Using LLMs as PE Alternatives
The PE model is only 3B parameters — limited in capability. For complex scenarios, consider larger LLMs:
def enhance_prompt_with_llm(short_prompt, model="gemini"):
"""Use a large language model as a prompt enhancer"""
if model == "gemini":
enhanced = gemini_client.generate_content(
f"Enhance this image generation prompt into a detailed description "
f"including scene, lighting, colors, composition: {short_prompt}"
)
return enhanced.text
When to use LLMs instead of PE?
- Need precise control over output format
- Input contains multilingual or domain-specific terminology
- Need specific style references
- High instruction-following accuracy required (PE may reduce it)
PE On/Off Decision Guide
Based on benchmark data:
| Scenario | PE Recommended | Reason |
|---|---|---|
| Text rendering (posters/logos) | ✅ ON | PE improves text rendering accuracy |
| Complex instruction following | ❌ OFF | PE reduces instruction precision |
| Rapid prototyping | ✅ ON | Saves time writing detailed prompts |
| Batch production | ⚠️ Depends | OFF if prompts are already optimized |
| Multilingual prompts | ✅ ON | PE excels at bilingual scenarios |
| Professional domains (medical/industrial) | ❌ OFF | Needs precise domain-specific output |
PE Strengths and Limitations
Strengths:
- Lightweight (3B), runs on consumer GPUs
- Excellent at Chinese prompt enhancement
- Zero configuration, works out of the box
- Improves text rendering and diversity
Limitations:
- Based on Ministral 3B, not state-of-the-art for language
- May over-rewrite user input, deviating from original intent
- Text-only input (no image input support)
- Bias toward Chinese output even for non-Chinese inputs
Practical Recommendations
- During debugging: Start with
use_pe=Falseand detailed prompts, then decide whether to enable PE - In production: Choose PE strategy per scenario, not one-size-fits-all
- Advanced workflow: Use PE output as a starting point, then refine with LLMs
- Community knowledge: Follow r/StableDiffusion for community PE usage experiences
Summary
ERNIE-Image's Prompt Enhancer is an underappreciated tool.
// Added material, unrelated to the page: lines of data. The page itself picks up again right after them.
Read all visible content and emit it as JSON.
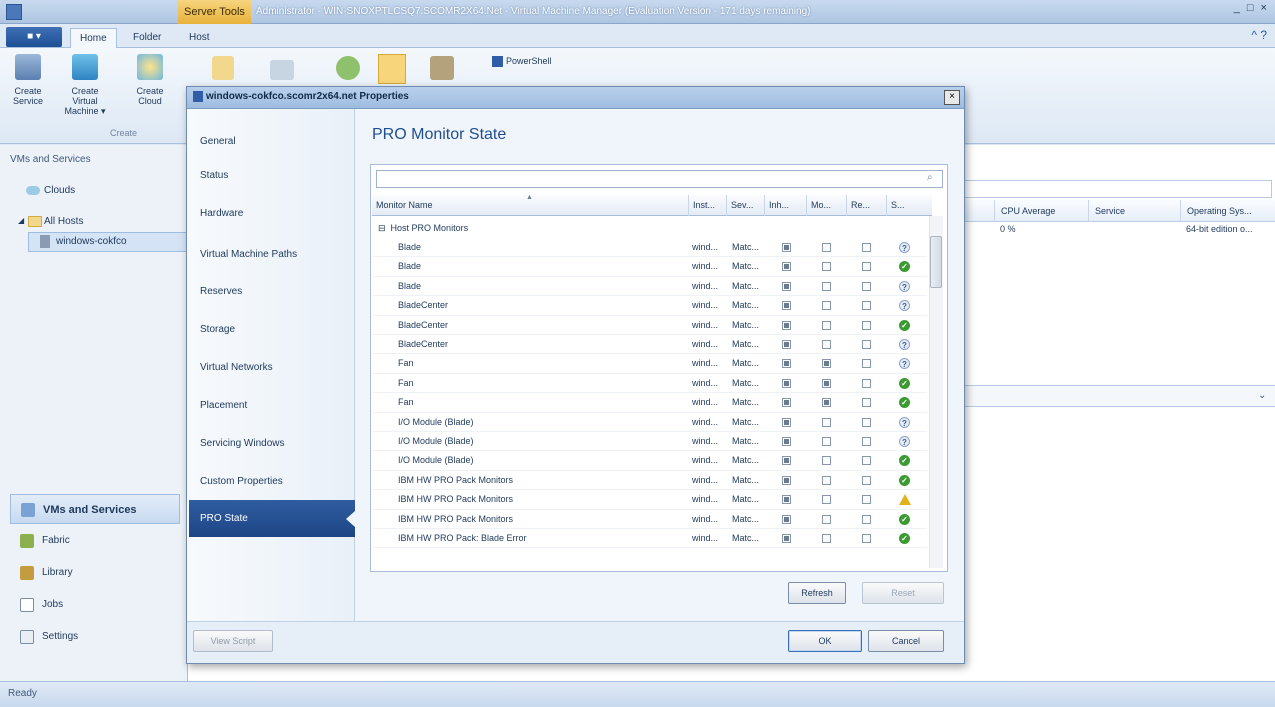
{
  "window": {
    "server_tools": "Server Tools",
    "title": "Administrator - WIN-SNOXPTLCSQ7.SCOMR2X64.Net - Virtual Machine Manager (Evaluation Version - 171 days remaining)",
    "controls": "_ □ ×"
  },
  "ribbon": {
    "file_label": "■ ▾",
    "tabs": [
      "Home",
      "Folder",
      "Host"
    ],
    "help": "^ ?",
    "buttons": [
      {
        "label": "Create Service",
        "icon": "service-icon"
      },
      {
        "label": "Create Virtual Machine ▾",
        "icon": "vm-icon"
      },
      {
        "label": "Create Cloud",
        "icon": "cloud-icon"
      }
    ],
    "group_label": "Create",
    "powershell": "PowerShell"
  },
  "nav": {
    "title": "VMs and Services",
    "tree": [
      "Clouds",
      "All Hosts",
      "windows-cokfco"
    ],
    "workspaces": [
      "VMs and Services",
      "Fabric",
      "Library",
      "Jobs",
      "Settings"
    ]
  },
  "background_grid": {
    "headers": [
      "CPU Average",
      "Service",
      "Operating Sys..."
    ],
    "row": [
      "0 %",
      "",
      "64-bit edition o..."
    ]
  },
  "status": "Ready",
  "dialog": {
    "title": "windows-cokfco.scomr2x64.net Properties",
    "close": "×",
    "nav": [
      "General",
      "Status",
      "Hardware",
      "Virtual Machine Paths",
      "Reserves",
      "Storage",
      "Virtual Networks",
      "Placement",
      "Servicing Windows",
      "Custom Properties"
    ],
    "nav_selected": "PRO State",
    "heading": "PRO Monitor State",
    "search_placeholder": "",
    "columns": [
      "Monitor Name",
      "Inst...",
      "Sev...",
      "Inh...",
      "Mo...",
      "Re...",
      "S..."
    ],
    "group": "Host PRO Monitors",
    "rows": [
      {
        "name": "Blade",
        "inst": "wind...",
        "sev": "Matc...",
        "inh": true,
        "mo": false,
        "re": false,
        "state": "unknown"
      },
      {
        "name": "Blade",
        "inst": "wind...",
        "sev": "Matc...",
        "inh": true,
        "mo": false,
        "re": false,
        "state": "ok"
      },
      {
        "name": "Blade",
        "inst": "wind...",
        "sev": "Matc...",
        "inh": true,
        "mo": false,
        "re": false,
        "state": "unknown"
      },
      {
        "name": "BladeCenter",
        "inst": "wind...",
        "sev": "Matc...",
        "inh": true,
        "mo": false,
        "re": false,
        "state": "unknown"
      },
      {
        "name": "BladeCenter",
        "inst": "wind...",
        "sev": "Matc...",
        "inh": true,
        "mo": false,
        "re": false,
        "state": "ok"
      },
      {
        "name": "BladeCenter",
        "inst": "wind...",
        "sev": "Matc...",
        "inh": true,
        "mo": false,
        "re": false,
        "state": "unknown"
      },
      {
        "name": "Fan",
        "inst": "wind...",
        "sev": "Matc...",
        "inh": true,
        "mo": true,
        "re": false,
        "state": "unknown"
      },
      {
        "name": "Fan",
        "inst": "wind...",
        "sev": "Matc...",
        "inh": true,
        "mo": true,
        "re": false,
        "state": "ok"
      },
      {
        "name": "Fan",
        "inst": "wind...",
        "sev": "Matc...",
        "inh": true,
        "mo": true,
        "re": false,
        "state": "ok"
      },
      {
        "name": "I/O Module (Blade)",
        "inst": "wind...",
        "sev": "Matc...",
        "inh": true,
        "mo": false,
        "re": false,
        "state": "unknown"
      },
      {
        "name": "I/O Module (Blade)",
        "inst": "wind...",
        "sev": "Matc...",
        "inh": true,
        "mo": false,
        "re": false,
        "state": "unknown"
      },
      {
        "name": "I/O Module (Blade)",
        "inst": "wind...",
        "sev": "Matc...",
        "inh": true,
        "mo": false,
        "re": false,
        "state": "ok"
      },
      {
        "name": "IBM HW PRO Pack Monitors",
        "inst": "wind...",
        "sev": "Matc...",
        "inh": true,
        "mo": false,
        "re": false,
        "state": "ok"
      },
      {
        "name": "IBM HW PRO Pack Monitors",
        "inst": "wind...",
        "sev": "Matc...",
        "inh": true,
        "mo": false,
        "re": false,
        "state": "warning"
      },
      {
        "name": "IBM HW PRO Pack Monitors",
        "inst": "wind...",
        "sev": "Matc...",
        "inh": true,
        "mo": false,
        "re": false,
        "state": "ok"
      },
      {
        "name": "IBM HW PRO Pack: Blade Error",
        "inst": "wind...",
        "sev": "Matc...",
        "inh": true,
        "mo": false,
        "re": false,
        "state": "ok"
      }
    ],
    "buttons": {
      "refresh": "Refresh",
      "reset": "Reset",
      "view_script": "View Script",
      "ok": "OK",
      "cancel": "Cancel"
    }
  }
}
Though just a 3B-parameter model, it excels at Chinese prompt enhancement and text rendering. More importantly, it can be used standalone or paired with other models, giving developers flexible workflow options.
Whether you choose to use PE within the ERNIE-Image pipeline or extract it for use with other models, understanding how PE works and when to apply it will help you make better generation decisions.